In fact, recent figures suggest that female workers in the United States have to put in a whole extra decade to earn what a comparable man would over the course of a 40-year career, according to the National Women's Law Center.
And women of color have it even worse: According to the NWLC, black and Latina women would have to work well into their 80s and 90s to make what white, non-Hispanic men earn by age 60.
These five images show why we still need Equal Pay Day in 2017.
1. To earn what their male peers earn, women have to work a lot longer than men
NWLC looked at a hypothetical U.S. man who started working at age 20 and continued working until he was 60 — and then calculated how long an average woman would have to work to earn the same amount. The figure they arrived at was age 70, past the full Social Security retirement age of 67.
2. Because of the wage gap, women lose out on a small fortune
The organization estimates that the wage gap effectively creates more than $400,000 in lost income for the average U.S. woman.
3. The wage gap is even worse if you're not white
As you might expect, the wage gap is also exacerbated by race, with Latina and black U.S. women losing out on even more wealth. For Latina women, eliminating the earnings gap would add more than a million dollars to their average lifetime earnings.
4. Luckily, some states are better than others when it comes to the wage gap...
While the wage gap has held steady at a national level since 2007, some states and cities are stepping up on the local level to ensure that women get paid their fair share.
Massachusetts, for instance, recently made it illegal for prospective employers to ask about an applicant's previous salary. Measures like this, the thinking goes, will keep pay inequity from following women as they advance up the career ladder. And other states, like Florida, Delaware, and New York, have relatively narrow wage gaps compared to the national average.

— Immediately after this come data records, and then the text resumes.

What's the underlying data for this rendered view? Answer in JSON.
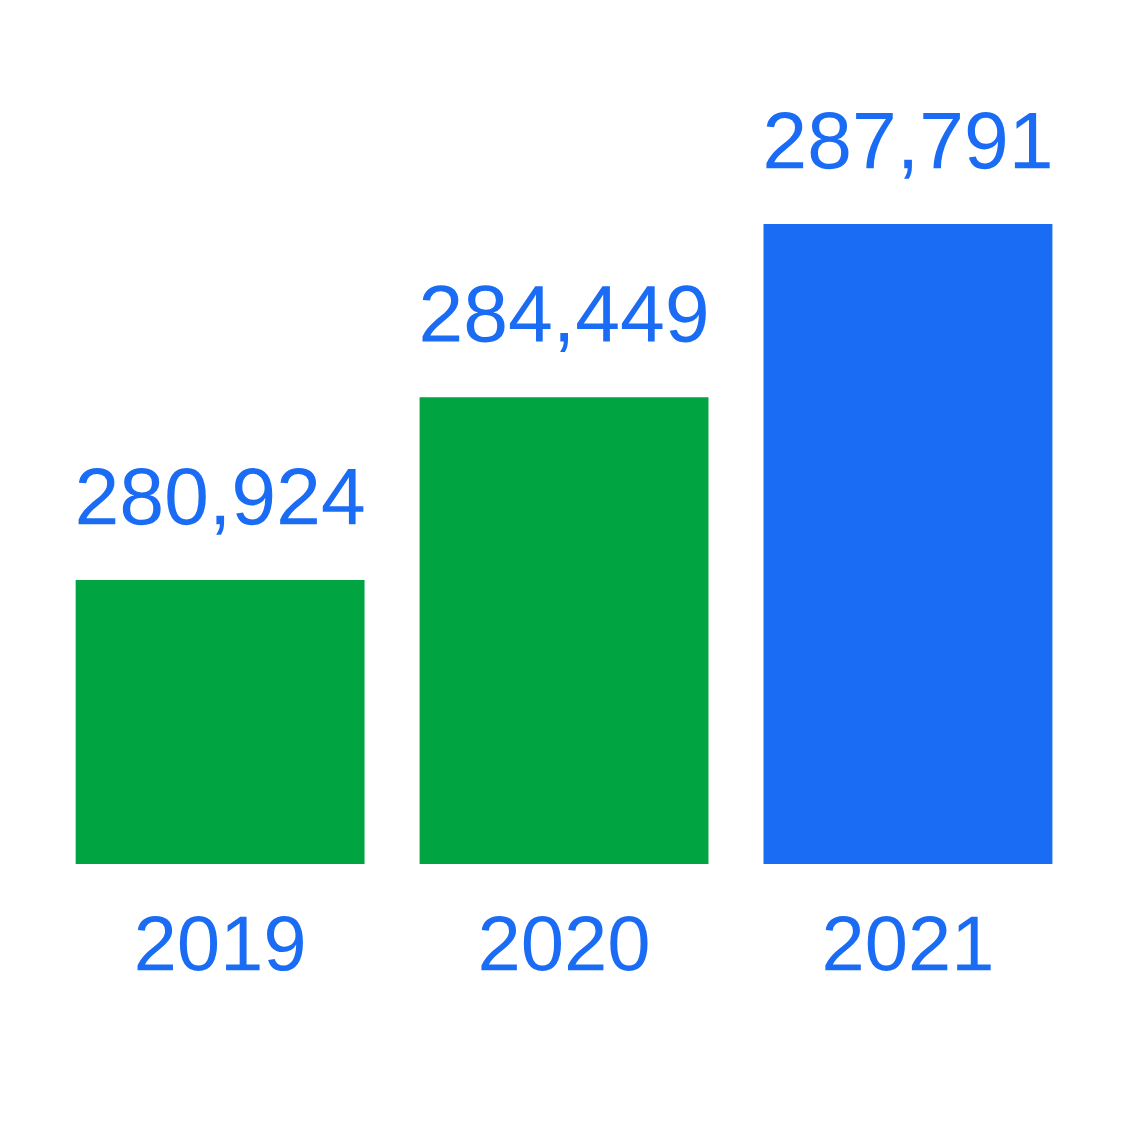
{
  "chart_data": {
    "type": "bar",
    "categories": [
      "2019",
      "2020",
      "2021"
    ],
    "values": [
      280924,
      284449,
      287791
    ],
    "colors": [
      "#00a542",
      "#00a542",
      "#1a6cf5"
    ],
    "value_labels": [
      "280,924",
      "284,449",
      "287,791"
    ],
    "ylim": [
      275446,
      287791
    ],
    "tick_labels": "x",
    "grid": false,
    "legend": false
  }
}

5. ...but many women are still being left behind
Alas, despite regional efforts to advance wage equality, in several U.S. states, gendered earnings losses are especially large — in Wyoming, for example, it's almost double the national average.

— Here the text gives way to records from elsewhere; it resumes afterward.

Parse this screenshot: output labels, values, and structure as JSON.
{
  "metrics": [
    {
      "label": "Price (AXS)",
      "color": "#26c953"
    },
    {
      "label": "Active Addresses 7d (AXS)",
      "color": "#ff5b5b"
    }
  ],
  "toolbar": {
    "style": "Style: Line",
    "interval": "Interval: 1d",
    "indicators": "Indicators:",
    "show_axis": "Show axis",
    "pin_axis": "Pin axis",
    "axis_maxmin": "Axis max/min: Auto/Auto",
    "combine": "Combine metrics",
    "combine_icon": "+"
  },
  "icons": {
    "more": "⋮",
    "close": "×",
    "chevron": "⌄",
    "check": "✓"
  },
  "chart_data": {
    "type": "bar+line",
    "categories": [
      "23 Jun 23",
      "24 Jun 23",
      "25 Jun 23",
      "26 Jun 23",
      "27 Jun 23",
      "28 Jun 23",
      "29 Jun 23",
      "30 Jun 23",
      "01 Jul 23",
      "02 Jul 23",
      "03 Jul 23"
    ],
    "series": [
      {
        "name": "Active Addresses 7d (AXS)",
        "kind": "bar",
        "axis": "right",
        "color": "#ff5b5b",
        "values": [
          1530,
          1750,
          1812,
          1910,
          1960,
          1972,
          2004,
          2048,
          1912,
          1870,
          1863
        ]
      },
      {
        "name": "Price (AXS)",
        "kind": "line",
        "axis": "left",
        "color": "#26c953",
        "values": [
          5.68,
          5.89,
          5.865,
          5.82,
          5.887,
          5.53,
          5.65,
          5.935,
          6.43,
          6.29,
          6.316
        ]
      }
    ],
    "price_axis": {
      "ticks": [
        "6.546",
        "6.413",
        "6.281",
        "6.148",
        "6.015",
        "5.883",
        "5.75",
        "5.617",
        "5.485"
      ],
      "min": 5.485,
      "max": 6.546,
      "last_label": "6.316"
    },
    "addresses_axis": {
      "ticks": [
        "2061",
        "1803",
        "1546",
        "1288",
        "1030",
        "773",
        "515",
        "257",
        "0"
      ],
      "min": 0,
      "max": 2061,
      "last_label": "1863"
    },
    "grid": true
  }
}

Though the wage gap is often and rightly framed as a moral issue, it's also important to consider that pay equity and greater inclusion could help improve the U.S. economy: Research has shown, for example, that companies with more women on their boards tend to perform better than those that are more male-dominated.
In other words, pay equity likely isn't a zero-sum game. Policies like improving parental leave and expanding resources for working parents of both sexes might be able to make the United States fairer and richer at the same time.